Lama juga Coh Liu-hiang menjublek, sahutnya tertawa getir: "Aku sendiri
bukan sengaja hendak mencuri dengar dan mengintip rahasiamu, semoga
kaupun suka memaafkan kesalahanku ini."
Ciok-koan-im tersenyum ujarnya; "Kau berani berkata demikian, aku
sungguh amat girang, soalnya..." Kembali dia menyurut mundur dan duduk
ke kursi kebesarannya, katanya lebih lanjut: "Tak perlu dipersoalkan,
apakah aku yang akan membunuh kau, atau kau yang ingin membunuhku,
adalah pantas kalau diantara kami masing-masing meninggalkan kesan yang
mendalam. Seumpama disaat ajalmu tiba tidak kuharapkan kau anggap aku
ini sebagai perempuan galak yang buruk dan jelek, oleh karena itu,
andaikata kau hendak membunuh aku, paling tidak sukalah kau dudukduduk
dulu mengobrol dengan aku!" mendadak dia berubah menjadi tuan
rumah, perempuan yang genit centil dan serba halus dan pakai tata krama
lagi. Menghadapi permintaan tuan rumah yang sedemikian cantik dan lemah
lembut ini, siapapun takkan sampai hati menolaknya.

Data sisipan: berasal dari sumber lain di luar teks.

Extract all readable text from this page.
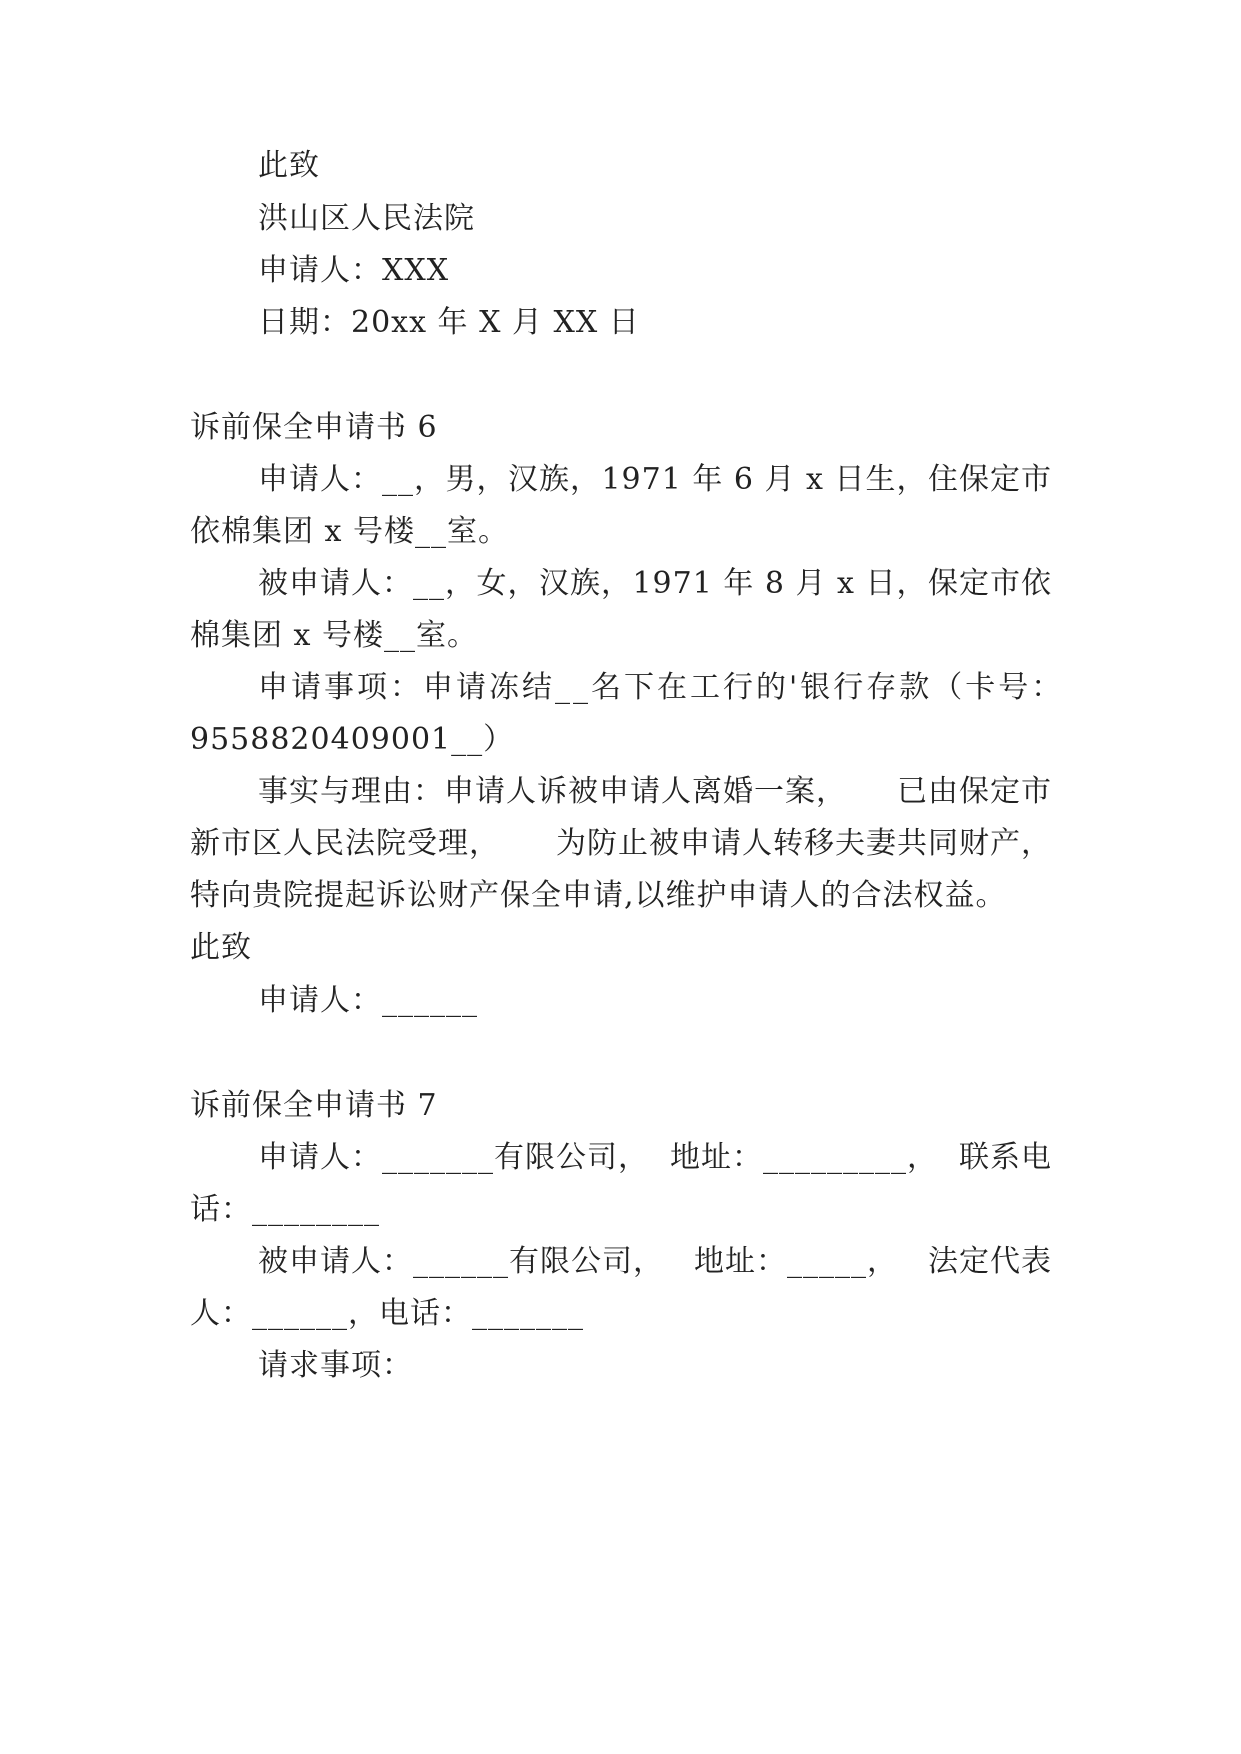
此致
洪山区人民法院
申请人：XXX
日期：20xx 年 X 月 XX 日
诉前保全申请书 6
申请人：__， 男， 汉族， 1971 年 6 月 x 日生， 住保定市
依棉集团 x 号楼__室。
被申请人：__， 女， 汉族， 1971 年 8 月 x 日， 保定市依
棉集团 x 号楼__室。
申请事项：申请冻结__名下在工行的'银行存款（卡号：
9558820409001__）
事实与理由：申请人诉被申请人离婚一案， 已由保定市
新市区人民法院受理， 为防止被申请人转移夫妻共同财产，
特向贵院提起诉讼财产保全申请,以维护申请人的合法权益。
此致
申请人：______
诉前保全申请书 7
申请人：_______有限公司， 地址：_________， 联系电
话：________
被申请人：______有限公司， 地址：_____， 法定代表
人：______，电话：_______
请求事项：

Terpaksa Coh Liu-hiang menempati sebuah kursi dan duduk dengan kaki
terpentang, katanya: "Adakah kau mempunyai pertanyaan apa-apa yang
hendak aku ajukan kepadaku?"
"Benar, sudah tentu aku punya omongan yang perlu kutanyakan kepada
kau, tapi sebagai Maling Romantis, sebagai laki-laki sejati yang patuh adat
dan sopan terhadap kaum hawa, maka kau beri kesempatan lebih dulu,
kepadaku untuk mengajukan pertanyaan." Dia berhenti untuk menghiasi
senyuman pula pada wajahnya, lalu menyambung: "Kalau begitu baiklah aku
mulai bertanya, adakah kau sudah bertemu dengan Bu Hoa?"
"Sudah bertemu," sahut Coh Liu-hiang, sikapnya terlalu baik kepadaku,
begitu besar keyakinannya dan berkukuh untuk membalas budi kebaikanku
dulu." Agaknya Ciok-koan-im melengak heran dan tak mengerti, teriaknya kaget:
"Apa, membalas budimu" Cara bagaimana kita hendak membalas budi
kebaikanmu?"
Coh Liu-hiang tersenyum, katanya kalem: "Dia hendak menggunakan jurus
Hi bun-it to-jan, sekali bacok memenggal batok kepalaku."
Ciok-koan-im tertawa cekikikan, katanya: "Cara membalas budi kebaikan
seperti itu sungguh baik dan teristimewa sekali, lucu dan menarik pula."
"Ya, memang lucu dan menarik. Cuma harus disayangkan karena batok
kepalaku ini hanya satu, tidak lebih, terpaksa dengan lemah lembut aku
tampik maksud baiknya."
Ciok-koan-im menghela napas, katanya: "Kalau begitu, bukankah
membuatnya amat kecewa?"
"Hujin sendiri, memang kau tidak ikut kecewa?" Kerlingan mata Ciok-koanim
berputar-putar diatas badan Coh Liu-hiang, katanya tertawa: "Aku sih
tidak begitu kecewa, tapi rada merasa heran saja."
"Heran" Apa yang kau buat heran?"
Ciok-koan-im menuding sebuah botol yang terletak diatas meja kecil
tinggi yang berada di pinggir cermin berwarna hijau pupus, katanya kalem:
"Sudahkah kau melihat botol itu, kusimpan obat bius yang tak berwarna,
tak berbau, obat bius ini mempunyai namanya sendiri yang enak didengar
Gan-ji-bi atau "kerlingan mata genit", karena untuk membius pingsan
seseorang, semudah gadis-gadis jelita yang mengerling matanya, lebih
nikmat lagi karena bisa bikin orang merasa dirinya seperti terbang ke
awang-awang, sedikit tenagapun takkan kuasa kau kerahkan.
Coh Liu-hiang bertanya: "Apakah Bu Hoa menggunakan obat bius semacam
ini untuk menghadapi Cayhe?"
"Benar obat bius ini biasanya selalu menunjukkan khasiatnya yang luar
biasa, namun kenapa tidak berguna untuk menghadapi kau?"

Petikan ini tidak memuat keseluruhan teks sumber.